This case concerns the stage at which winding-up proceedings can be transferred from the High Court to the NCLT.
Brief Facts of the Case
The Winding-up petition under sections 433(e) and (f), 434 and 439 of the Companies Act, 2013 was filed by Shyam Metalics and Energy Limited (Respondent No. 1), seeking winding up of the Appellant company. The Company Judge in the Delhi High Court passed an order on 27.08.2018, directing the official liquidator to take over all the assets, books of accounts, and records of the company, prepare the complete inventory of assets, and also value the assets.
An application was then filed before the Company Judge by the State Bank of India (SBI) (Respondent No. 2), being a secured creditor of the Appellant company, seeking the transfer of winding up petition to NCLT, as SBI had filed an application under Section 7 of the Insolvency and Bankruptcy Code, 2016 (Code), pending before the NCLT. By order dated 14.01.2019, the petition was transferred. The appeal to the Division Bench was also dismissed by the impugned order. Thus, the Appellant had appealed to the Supreme Court.
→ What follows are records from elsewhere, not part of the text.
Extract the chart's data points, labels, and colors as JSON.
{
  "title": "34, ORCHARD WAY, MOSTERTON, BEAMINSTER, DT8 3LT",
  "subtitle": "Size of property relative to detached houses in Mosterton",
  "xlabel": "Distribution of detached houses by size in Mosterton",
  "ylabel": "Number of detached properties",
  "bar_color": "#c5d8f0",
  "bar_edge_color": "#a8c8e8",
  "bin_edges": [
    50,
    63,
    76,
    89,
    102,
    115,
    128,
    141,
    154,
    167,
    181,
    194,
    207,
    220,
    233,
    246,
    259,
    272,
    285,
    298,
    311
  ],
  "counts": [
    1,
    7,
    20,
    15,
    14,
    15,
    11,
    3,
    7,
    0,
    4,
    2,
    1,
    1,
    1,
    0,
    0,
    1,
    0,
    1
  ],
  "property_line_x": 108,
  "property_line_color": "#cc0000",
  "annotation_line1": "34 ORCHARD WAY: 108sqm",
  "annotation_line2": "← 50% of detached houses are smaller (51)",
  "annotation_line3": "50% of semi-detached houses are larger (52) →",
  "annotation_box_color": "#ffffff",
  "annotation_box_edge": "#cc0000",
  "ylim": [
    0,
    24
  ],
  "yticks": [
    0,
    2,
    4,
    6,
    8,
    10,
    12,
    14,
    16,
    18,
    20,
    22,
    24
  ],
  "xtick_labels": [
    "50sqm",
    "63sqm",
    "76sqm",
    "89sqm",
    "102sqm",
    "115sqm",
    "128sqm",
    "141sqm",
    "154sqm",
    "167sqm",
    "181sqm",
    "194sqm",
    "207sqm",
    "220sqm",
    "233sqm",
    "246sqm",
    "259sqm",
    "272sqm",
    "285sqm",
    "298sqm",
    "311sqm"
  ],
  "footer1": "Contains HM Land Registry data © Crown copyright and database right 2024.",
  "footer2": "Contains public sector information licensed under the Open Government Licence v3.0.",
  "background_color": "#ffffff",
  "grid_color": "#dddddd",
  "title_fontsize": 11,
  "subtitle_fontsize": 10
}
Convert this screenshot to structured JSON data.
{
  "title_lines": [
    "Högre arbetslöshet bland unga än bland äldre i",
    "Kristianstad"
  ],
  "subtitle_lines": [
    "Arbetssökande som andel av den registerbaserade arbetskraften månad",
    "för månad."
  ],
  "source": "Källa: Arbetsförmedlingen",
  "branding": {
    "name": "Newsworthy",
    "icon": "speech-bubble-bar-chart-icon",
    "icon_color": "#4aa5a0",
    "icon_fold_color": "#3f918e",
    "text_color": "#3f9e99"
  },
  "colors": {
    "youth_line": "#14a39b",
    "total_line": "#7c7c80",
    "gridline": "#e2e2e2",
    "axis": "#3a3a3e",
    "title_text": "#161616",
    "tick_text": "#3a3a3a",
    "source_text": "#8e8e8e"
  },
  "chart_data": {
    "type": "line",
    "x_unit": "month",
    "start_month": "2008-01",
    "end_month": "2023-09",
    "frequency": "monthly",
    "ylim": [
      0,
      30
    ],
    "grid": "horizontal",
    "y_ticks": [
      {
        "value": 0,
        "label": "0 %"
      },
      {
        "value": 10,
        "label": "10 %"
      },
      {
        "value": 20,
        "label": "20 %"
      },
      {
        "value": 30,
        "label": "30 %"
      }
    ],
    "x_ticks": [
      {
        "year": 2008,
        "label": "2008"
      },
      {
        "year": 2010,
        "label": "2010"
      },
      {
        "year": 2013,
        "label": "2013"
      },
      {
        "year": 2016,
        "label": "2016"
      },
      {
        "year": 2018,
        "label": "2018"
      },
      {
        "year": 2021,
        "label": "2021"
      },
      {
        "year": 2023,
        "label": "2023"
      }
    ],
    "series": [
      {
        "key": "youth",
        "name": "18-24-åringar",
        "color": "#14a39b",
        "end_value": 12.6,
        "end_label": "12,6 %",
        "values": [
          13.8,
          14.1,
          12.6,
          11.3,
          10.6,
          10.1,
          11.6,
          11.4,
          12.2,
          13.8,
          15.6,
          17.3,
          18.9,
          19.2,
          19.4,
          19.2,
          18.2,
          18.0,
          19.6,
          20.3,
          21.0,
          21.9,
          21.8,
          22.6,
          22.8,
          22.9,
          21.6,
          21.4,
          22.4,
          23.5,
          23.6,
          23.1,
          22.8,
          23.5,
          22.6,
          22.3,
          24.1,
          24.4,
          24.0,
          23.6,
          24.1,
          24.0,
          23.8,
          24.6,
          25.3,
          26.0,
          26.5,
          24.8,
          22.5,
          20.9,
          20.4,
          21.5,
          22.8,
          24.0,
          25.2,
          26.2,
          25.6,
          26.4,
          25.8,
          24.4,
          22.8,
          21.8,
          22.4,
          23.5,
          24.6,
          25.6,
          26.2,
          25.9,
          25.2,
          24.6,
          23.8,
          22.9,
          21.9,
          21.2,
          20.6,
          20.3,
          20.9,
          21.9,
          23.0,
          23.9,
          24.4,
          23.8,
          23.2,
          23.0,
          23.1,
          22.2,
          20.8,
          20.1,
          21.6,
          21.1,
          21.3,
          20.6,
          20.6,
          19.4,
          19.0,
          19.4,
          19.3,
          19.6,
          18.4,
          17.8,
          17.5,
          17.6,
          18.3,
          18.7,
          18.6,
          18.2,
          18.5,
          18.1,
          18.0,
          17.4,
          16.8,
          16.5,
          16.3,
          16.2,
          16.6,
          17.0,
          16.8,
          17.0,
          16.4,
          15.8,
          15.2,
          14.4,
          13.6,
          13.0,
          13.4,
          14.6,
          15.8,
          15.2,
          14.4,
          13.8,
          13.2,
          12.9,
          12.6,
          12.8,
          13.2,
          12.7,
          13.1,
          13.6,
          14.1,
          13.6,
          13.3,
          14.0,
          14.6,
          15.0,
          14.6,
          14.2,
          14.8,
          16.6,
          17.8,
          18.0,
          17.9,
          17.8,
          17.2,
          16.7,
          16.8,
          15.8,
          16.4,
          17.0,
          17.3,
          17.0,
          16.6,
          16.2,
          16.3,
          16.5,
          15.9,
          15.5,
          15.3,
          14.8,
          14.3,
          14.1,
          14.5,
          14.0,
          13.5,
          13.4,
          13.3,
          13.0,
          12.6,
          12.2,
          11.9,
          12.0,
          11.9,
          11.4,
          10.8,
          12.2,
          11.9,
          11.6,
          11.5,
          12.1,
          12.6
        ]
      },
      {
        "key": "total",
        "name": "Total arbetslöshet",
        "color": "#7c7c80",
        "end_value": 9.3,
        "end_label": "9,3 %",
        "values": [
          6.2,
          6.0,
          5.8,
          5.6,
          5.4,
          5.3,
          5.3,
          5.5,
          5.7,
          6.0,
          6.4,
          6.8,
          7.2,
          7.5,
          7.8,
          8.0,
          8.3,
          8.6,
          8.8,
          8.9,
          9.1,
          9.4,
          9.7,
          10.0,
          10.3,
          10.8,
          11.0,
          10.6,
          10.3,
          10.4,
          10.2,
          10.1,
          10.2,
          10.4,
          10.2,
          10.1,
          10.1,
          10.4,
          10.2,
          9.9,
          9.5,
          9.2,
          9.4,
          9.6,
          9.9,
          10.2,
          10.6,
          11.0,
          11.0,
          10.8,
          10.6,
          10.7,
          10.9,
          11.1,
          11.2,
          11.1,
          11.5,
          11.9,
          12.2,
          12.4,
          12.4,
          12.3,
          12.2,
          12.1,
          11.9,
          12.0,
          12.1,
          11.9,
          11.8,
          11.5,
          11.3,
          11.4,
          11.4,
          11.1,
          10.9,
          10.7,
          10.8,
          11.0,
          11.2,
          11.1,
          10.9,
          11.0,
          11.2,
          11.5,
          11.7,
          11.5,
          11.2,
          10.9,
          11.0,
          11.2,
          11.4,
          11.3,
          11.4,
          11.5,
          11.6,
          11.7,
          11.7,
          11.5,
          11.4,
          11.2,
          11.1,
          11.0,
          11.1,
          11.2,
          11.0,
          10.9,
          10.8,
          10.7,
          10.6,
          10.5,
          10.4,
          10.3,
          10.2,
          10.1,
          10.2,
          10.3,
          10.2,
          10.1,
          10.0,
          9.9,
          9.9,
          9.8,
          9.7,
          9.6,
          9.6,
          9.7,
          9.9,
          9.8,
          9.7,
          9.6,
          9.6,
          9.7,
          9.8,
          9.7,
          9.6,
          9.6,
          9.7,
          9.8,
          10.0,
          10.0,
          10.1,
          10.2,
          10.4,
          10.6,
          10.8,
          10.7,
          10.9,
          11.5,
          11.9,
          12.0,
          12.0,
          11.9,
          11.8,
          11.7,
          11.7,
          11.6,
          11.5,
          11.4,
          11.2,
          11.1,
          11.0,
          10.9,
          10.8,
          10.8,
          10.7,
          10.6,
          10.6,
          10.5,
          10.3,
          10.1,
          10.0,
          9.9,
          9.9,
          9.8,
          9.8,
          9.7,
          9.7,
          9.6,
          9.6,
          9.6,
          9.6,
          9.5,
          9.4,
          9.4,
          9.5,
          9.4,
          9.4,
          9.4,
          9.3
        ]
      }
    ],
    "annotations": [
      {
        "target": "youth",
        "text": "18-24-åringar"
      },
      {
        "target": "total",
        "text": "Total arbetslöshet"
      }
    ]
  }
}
The Counsel for the Appellant referred to the judgments of Jaipur Metals & Electricals Employees Organization v. Jaipur Metals & Electricals Ltd., Forech India Ltd. v. Edelweiss Assets Reconstruction Co. Ltd., and M/s Kaledonia Jute & Fibres Pvt. Ltd. v. M/s Axis Nirman & Industries Ltd. & Ors. According to him, none of these judgments applies to the facts of the given case. Given the facts of this case, winding up proceedings before the High Court alone can continue, and parallel proceedings under the Code cannot continue.
It had been argued that Jaipur Metals clarifies that independent proceedings under the code can continue only when the stage is before a winding-up order is passed, which was the case on the facts before the Court. Similarly, in Forech, the stage of winding up proceeding was after the service of notice of winding up petition and before a winding-up order was passed, thus, 5th proviso to Sec. 434(1)(c) of the Companies Act, 2013, was applied. Likewise, in Kaledonia, the winding-up order passed on the facts of the case had been kept in abeyance.
These three cases are completely distinguishable and would have no application to the circumstances in which the winding order had been passed and the Official Liquidator had seized the assets and begun the process of distribution to creditors and others which would result in the dissolution of the company.
The Counsel had submitted that the 5th proviso to the Sec. 434(1)(c) of the Companies Act, 2013, provides that discretion transfer winding up proceedings to NCLT, without referring to the stage of winding up, vests in the Company Court.
Even post-admission, if no irreversible steps have been taken, then a joint reading of 5th proviso to Sec. 434(1)(c) and Sec. 238 of the Code, would lead to the transfer of winding up proceedings to the NCLT, as not only is the Code a special enactment with a non-obstante clause which would, in case of conflicts to do away with the Companies Act, 2013, but also that the judgment given in Swiss Ribbons, held that winding up is the last resort after all efforts to revive a company failed.
The discretion exercised by the Company Court and Division Bench had been judiciously and correctly exercised.
Observation by the Court
The Court observed that the code tentatively began to transfer winding up proceedings to the NCLT, at a stage as may be prescribed by the Central Government. This was done by the Transfer Rules, 2016, and only those proceedings which are at a stage of pre-service notice of the winding-up petition stand compulsorily transferred to NCLT.
The result, therefore, was that the post notice and pre-admission of winding up petitions, parallel proceedings would continue under both statutes, leading to an unsatisfactory state of affairs. This led to the introduction of the 5th proviso to Sec. 434(1)(c), which is not restricted to any particular stage of winding up proceedings, as pointed out in Kaledonia.
Even post admission of winding up petition, and after the appointment of a company liquidator to take over the assets of a company sought to be wound up, it is the discretion of the Company Court to transfer such petition to the NCLT.
In a winding-up proceeding, where petition had not been served in terms of Rule 26 of the Companies (Court) Rules, 1956 at a pre-admission stage, given the application of the Code, the winding-up proceeding is compulsorily transferable to the NCLT. Even post-issue of notice and pre-admission, the same result would ensue.
If no irreversible steps had been taken by the Company Court, then it has to transfer the proceedings to NCLT. However, if the winding-up proceeding has reached a stage where it would be irreversible, to set the clock back, then the Company Court must proceed with the winding up.
The findings of the Company Judge and Division Bench, that despite the possession and control of records and assets being taken by the liquidator, no irreversible steps have otherwise taken place. The Company Court rightly exercised discretion vested in it.
The Decision of the Court
The Matter had been transferred by the High Court to the NCLT and do not find reasons to interfere with the aforesaid orders.
The Appeals were therefore dismissed.